Prize committee secretary Goran Hansson said Edwards was not in good health Monday when the committee tried to reach him. Bourn Hall said Edwards was too ill to give interviews.

"I spoke to his wife and she was delighted and she was sure he would be delighted too," Hansson told reporters in Stockholm after announcing the 10 million kronor ($1.5 million) award.

"Louise's birth signified so much," Edwards said at Brown's 25th birthday celebration in 2003. "We had to fight a lot of opposition but we had concepts that we thought would work and they worked."

Brown, now 32, reportedly is a postal worker in the English coastal city of Bristol. In 2007 she gave birth to her first child — a boy named Cameron. She said the child was conceived naturally.

"Its fantastic news, me and mum are so glad that one of the pioneers of IVF has been given the recognition he deserves. We hold Bob in great affection and are delighted to send our personal congratulations," Brown said in a statement released by Bourn Hall.

The work by Edwards and Steptoe stirred a "lively ethical debate," the Nobel citation said, with the Vatican, other religious leaders and some scientists demanding the project be stopped. When the British Medical Research Council declined funding for Steptoe and Edwards, a private donation allowed them to continue their research.

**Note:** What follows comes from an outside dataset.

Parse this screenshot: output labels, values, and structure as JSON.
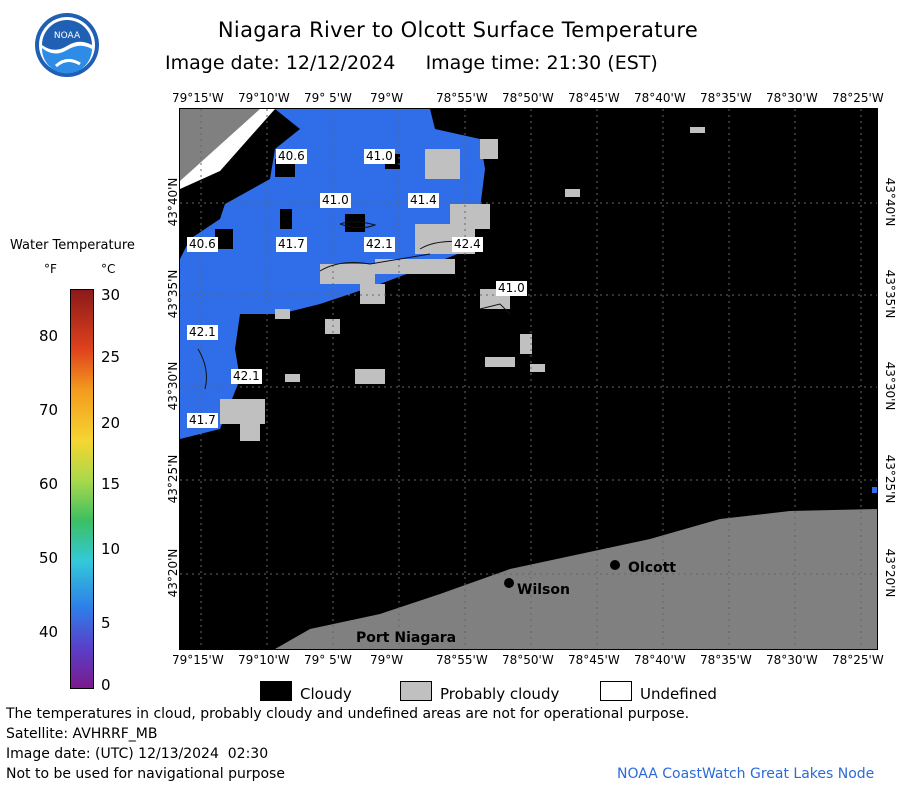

The Vatican is opposed to IVF because it involves separating conception from the "conjugal act" — sexual intercourse between a husband and wife — and often results in the destruction of human embryos that are taken from a woman but not used.

There was no immediate comment from the Vatican's top bioethics officials Monday to word of the Nobel.

In a statement, Bourn Hall said one of Edwards' proudest moments was discovering that 1,000 IVF babies had been born at the clinic since Brown, and relaying that information to a seriously ill Steptoe shortly before his death in 1988.

"I'll never forget the look of joy in his eyes," Edwards said.

William Ledger, head of reproductive and developmental medicine at Sheffield University, called the award "an appropriate recognition" for Edwards.

"The only sadness is that Patrick Steptoe has not lived to see this day because it was always a joint team effort between the two of them," Ledger said.

Steptoe was not honored with a prize because Nobel rules were amended in 1974 to prohibit posthumous prizes.

Other experts criticized Britain for not honoring Edwards earlier with a knighthood.

"It's a shame Britain hasn't recognized him in a more explicit fashion," said Francoise Shenfield, infertility expert with the European Society of Human Reproduction and lecturer in medical ethics at University College London.

In an interview with The Times of London in 2003, Edwards said he was "not terribly bothered" about not getting a knighthood.

"I'm a very left-wing socialist and I won't shed a tear. But if you can organize a Nobel, please go ahead," he joked.

Aleksander Giwercman, head of reproduction research at the University of Lund in Sweden, said Edwards' achievements also provided tools for other areas of research, including cancer and stem cells.

"Many of the illnesses that develop when we are adults have their origin early on in life, during conception," Giwercman said.

The controversy over in-vitro technology has not dimmed despite its popularity. In the last few years, the increasing use of IVF has also raised discussions about what age it's appropriate to become a mother. In 2006, a 67-year-old Spanish woman became a mother after she used IVF technology to conceive twins, only to die herself two years later.